I mounted the bicycle again and pedaled away. I was happy that the woman had admired Martin.
In a moment, I wondered, Would she have acted the same if she knew the kid in my cart has autism?
And, Would any of this be different if the kid in my cart didn’t have autism? Does it always have to matter?
In 2008 I attended a fundraiser for Extraordinary Lutheran Ministries, a group that facilitates ministry calls for openly gay (including non-celibate) clergy.
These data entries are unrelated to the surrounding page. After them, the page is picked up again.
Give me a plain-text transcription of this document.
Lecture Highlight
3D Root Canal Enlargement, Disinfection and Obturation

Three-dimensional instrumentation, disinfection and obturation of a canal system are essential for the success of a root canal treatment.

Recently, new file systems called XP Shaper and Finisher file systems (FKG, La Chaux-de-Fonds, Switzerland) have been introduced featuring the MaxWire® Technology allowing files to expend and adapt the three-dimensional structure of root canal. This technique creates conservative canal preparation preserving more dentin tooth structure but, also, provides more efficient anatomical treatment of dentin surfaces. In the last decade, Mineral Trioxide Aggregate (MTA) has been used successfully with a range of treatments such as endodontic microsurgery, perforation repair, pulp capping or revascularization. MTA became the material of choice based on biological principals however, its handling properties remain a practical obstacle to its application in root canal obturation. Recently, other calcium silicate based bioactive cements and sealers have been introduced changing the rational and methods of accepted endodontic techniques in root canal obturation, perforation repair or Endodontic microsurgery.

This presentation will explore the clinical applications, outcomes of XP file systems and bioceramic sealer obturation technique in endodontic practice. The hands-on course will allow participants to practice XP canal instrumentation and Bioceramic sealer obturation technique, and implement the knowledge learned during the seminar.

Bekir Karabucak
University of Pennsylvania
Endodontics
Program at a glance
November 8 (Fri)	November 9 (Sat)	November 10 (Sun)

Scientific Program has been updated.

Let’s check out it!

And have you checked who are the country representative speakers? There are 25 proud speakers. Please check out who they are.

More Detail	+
Under the ELCA’s policy at that time, gay and lesbian clergy could serve only if they practiced celibacy; like everyone else at the fundraiser, I opposed that policy and favored allowing non-celibate homosexual clergy to serve just like non-celibate heterosexual clergy.
The ELM representative who attended, I remember, said something like this (I’m paraphrasing wildly, on several years’ sketchy memory): “The church policy might seem like the biggest obstacle in the world, right now. But it isn’t. The policy is like this cell phone.” Here she held up her mobile phone, then balanced it unsteadily on its side atop an end-table. “We can just knock it down.” She tipped over the phone. “We can just knock over that policy and move on.”
That’s the way autism recovery feels. Some days, ASD is the biggest obstacle in the world, this lurking beast that colors even a halcyon Kiawah bike ride. Other days, especially when Martin is showing growth, ASD is that mobile phone teetering on an end-table. It’s changeable.
In 2009, the year after that fundraiser, a Churchwide Assembly amended the ELCA’s clergy guidelines to remove the requirement of homosexual celibacy. ELCA churches now can issue calls to gay and lesbian clergy in committed same-sex relationships.
Which is to say, we knocked it over and moved on. And maybe it really doesn’t matter if the kid in my bicycle cart has autism.